A political concept as important as the blacklist of federal contractors deserves its own column. It also potentially transcends multiple agencies and regulatory systems. The buzz is monitoring two potential attempts to blacklist the regulations. First, the US Department of Agriculture is proposing to require federal contractors to certify that they (and their subcontractors) comply with all fifteen federal labor laws and executive orders, as well as equivalent state laws. Sounds familiar, doesn’t it? Second, the buzz followed Senator Sanders’ efforts to reinstate a government-wide federal contractor blacklist system. Any federal contractor blacklisting system will face significant legal hurdles, but will still need to be monitored.
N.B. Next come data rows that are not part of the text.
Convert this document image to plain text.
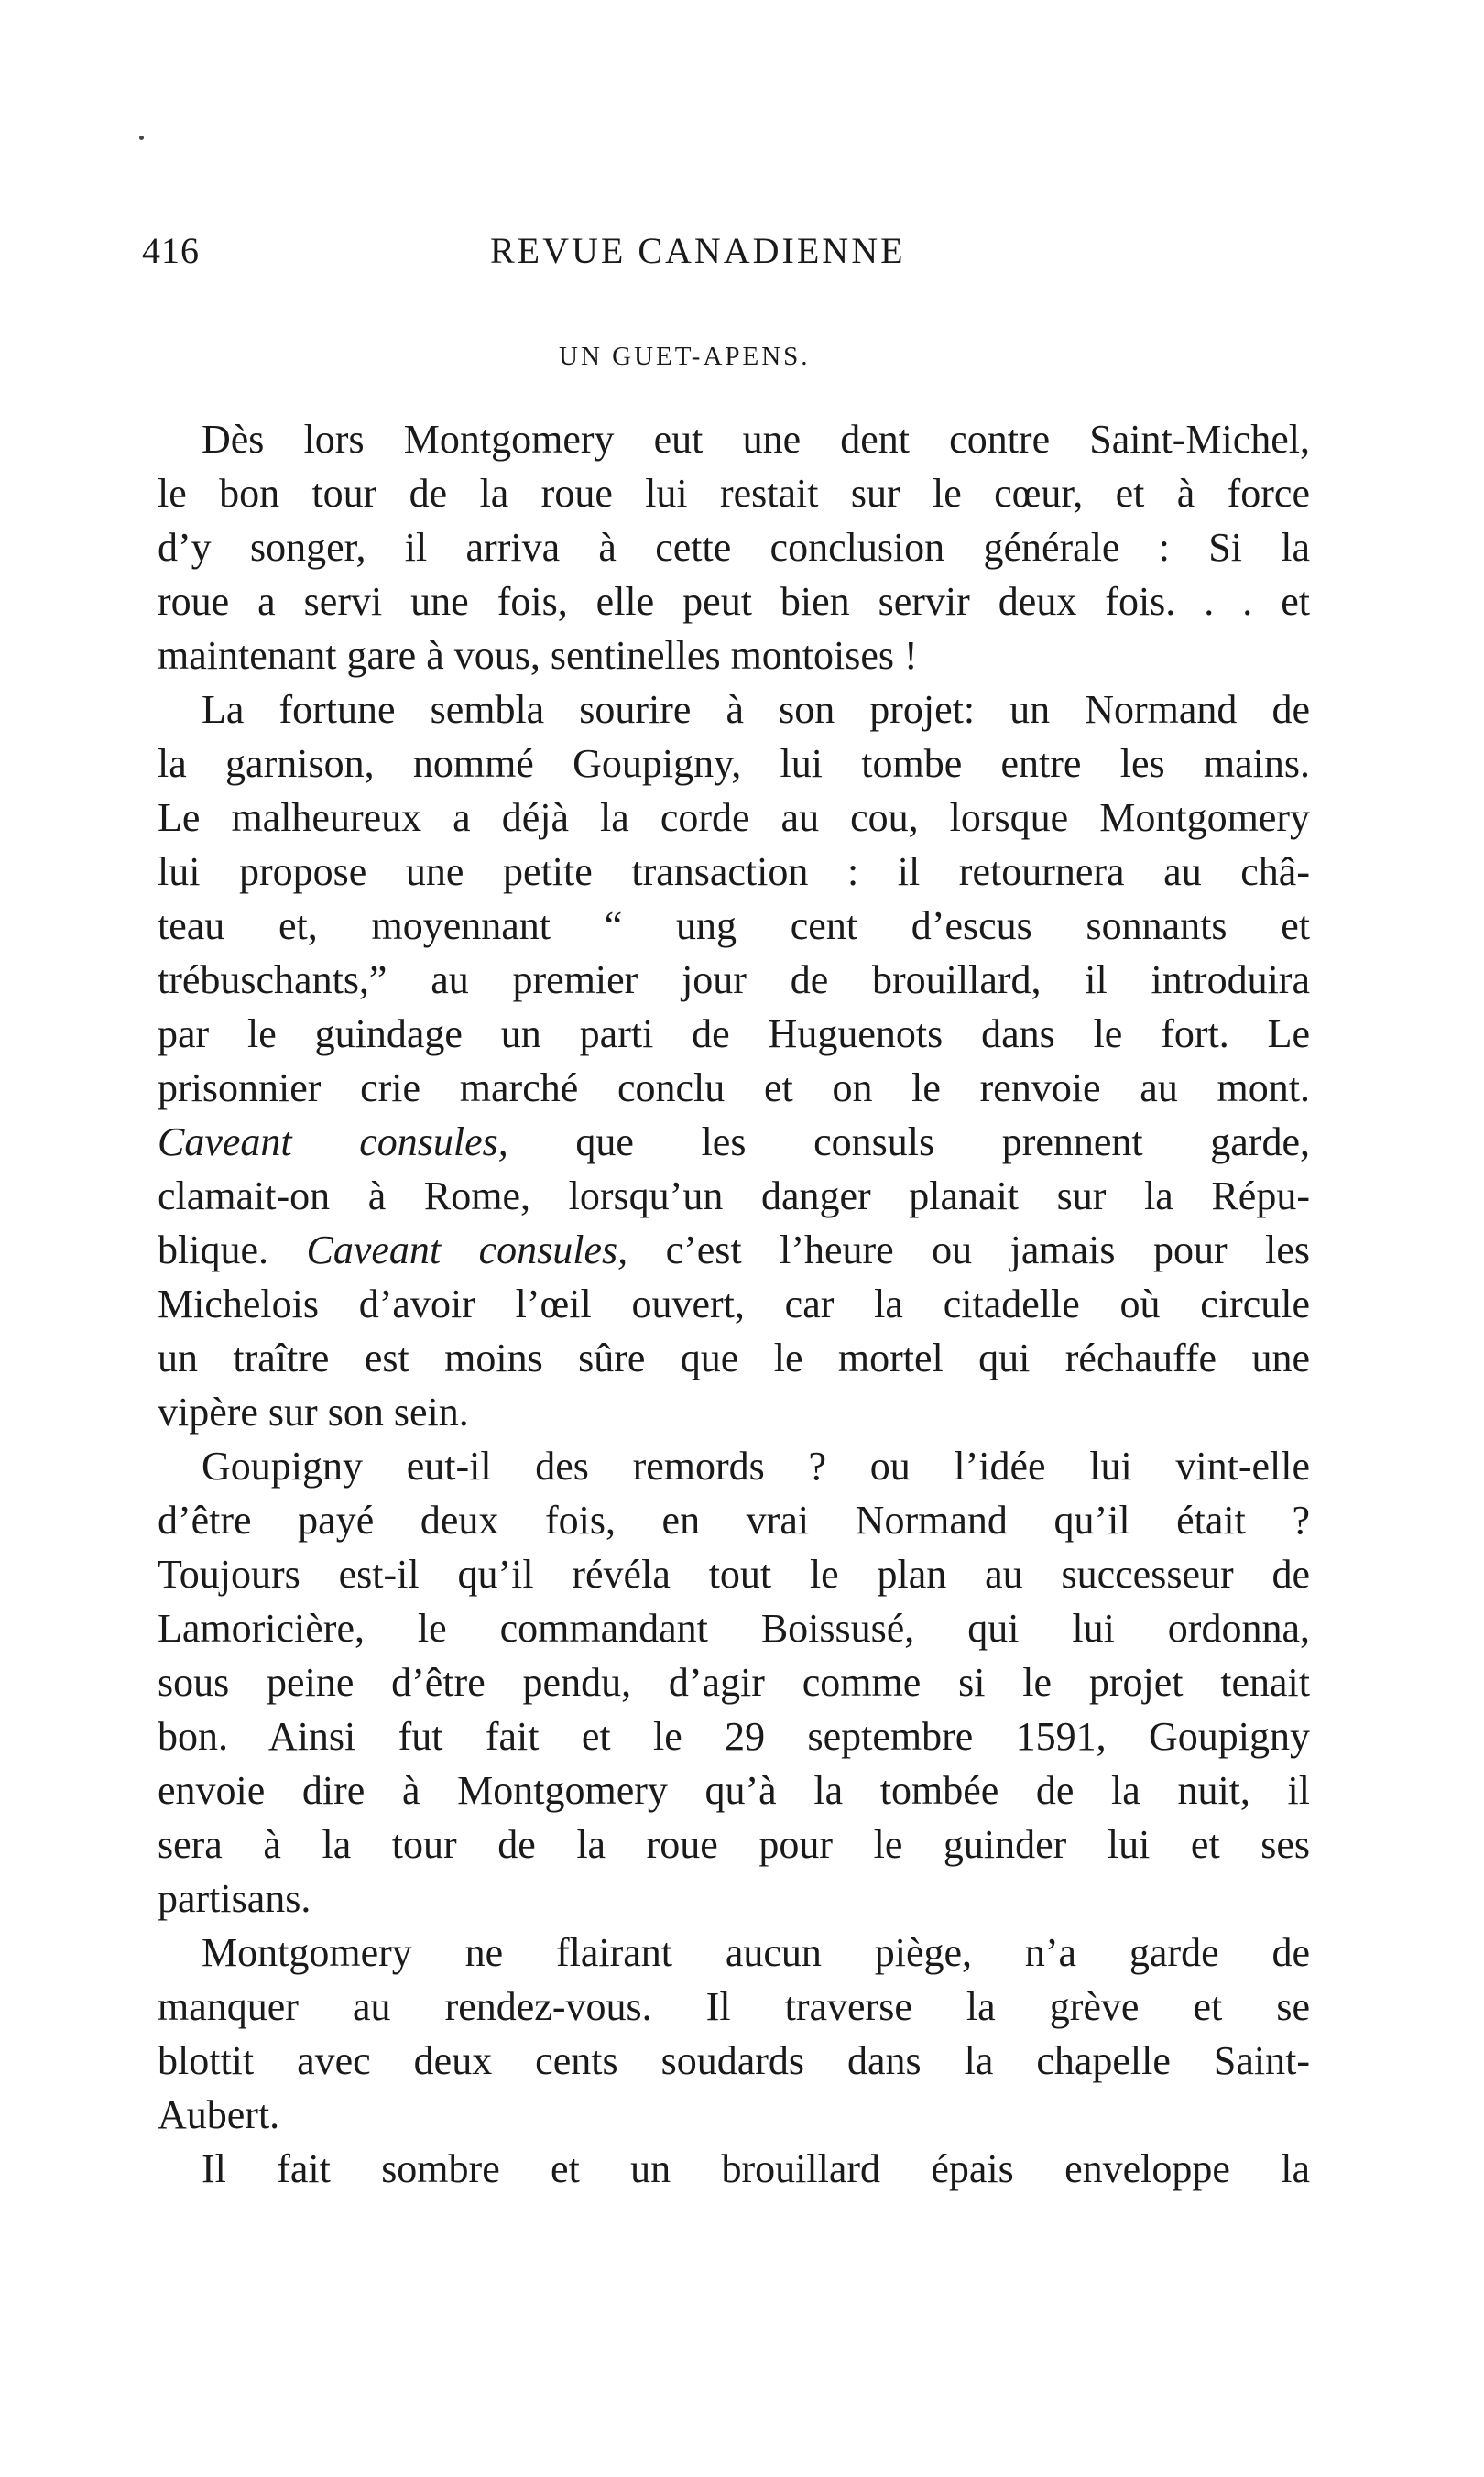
416	REVUE CANADIENNE
UN GUET-APENS.
Dès lors Montgomery eut une dent contre Saint-Michel,
le bon tour de la roue lui restait sur le cœur, et à force
d’y songer, il arriva à cette conclusion générale : Si la
roue a servi une fois, elle peut bien servir deux fois. . . et
maintenant gare à vous, sentinelles montoises !
La fortune sembla sourire à son projet: un Normand de
la garnison, nommé Goupigny, lui tombe entre les mains.
Le malheureux a déjà la corde au cou, lorsque Montgomery
lui propose une petite transaction : il retournera au châ-
teau et, moyennant “ ung cent d’escus sonnants et
trébuschants,” au premier jour de brouillard, il introduira
par le guindage un parti de Huguenots dans le fort. Le
prisonnier crie marché conclu et on le renvoie au mont.
Caveant consules, que les consuls prennent garde,
clamait-on à Rome, lorsqu’un danger planait sur la Répu-
blique. Caveant consules, c’est l’heure ou jamais pour les
Michelois d’avoir l’œil ouvert, car la citadelle où circule
un traître est moins sûre que le mortel qui réchauffe une
vipère sur son sein.
Goupigny eut-il des remords ? ou l’idée lui vint-elle
d’être payé deux fois, en vrai Normand qu’il était ?
Toujours est-il qu’il révéla tout le plan au successeur de
Lamoricière, le commandant Boissusé, qui lui ordonna,
sous peine d’être pendu, d’agir comme si le projet tenait
bon. Ainsi fut fait et le 29 septembre 1591, Goupigny
envoie dire à Montgomery qu’à la tombée de la nuit, il
sera à la tour de la roue pour le guinder lui et ses
partisans.
Montgomery ne flairant aucun piège, n’a garde de
manquer au rendez-vous. Il traverse la grève et se
blottit avec deux cents soudards dans la chapelle Saint-
Aubert.
Il fait sombre et un brouillard épais enveloppe la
Remembering Maude Kee. Maude Kee, West Virginia’s first female congresswoman, was born this week (June 7) in 1895. Kee launched her political career as executive secretary to her husband, John Kee, who represented the fifth congressional district of West Virginia from 1933. until his death in 1951 (as part of his duties as executive secretary, Kee authored a weekly column called “Washington Tidbits”, which was published in newspapers of West Virginia – a precursor to the buzz!). Just months after her husband’s death, Kee won a hotly contested election to regain her seat and held the seat until her retirement in 1965. During her congressional career, Kee was a champion veteran (she served on the Department of Veterans Affairs Committee) and coal miners. Upon her retirement, Kee’s son James was elected to her seat, making Kee the first female congresswoman to be directly succeeded by her son.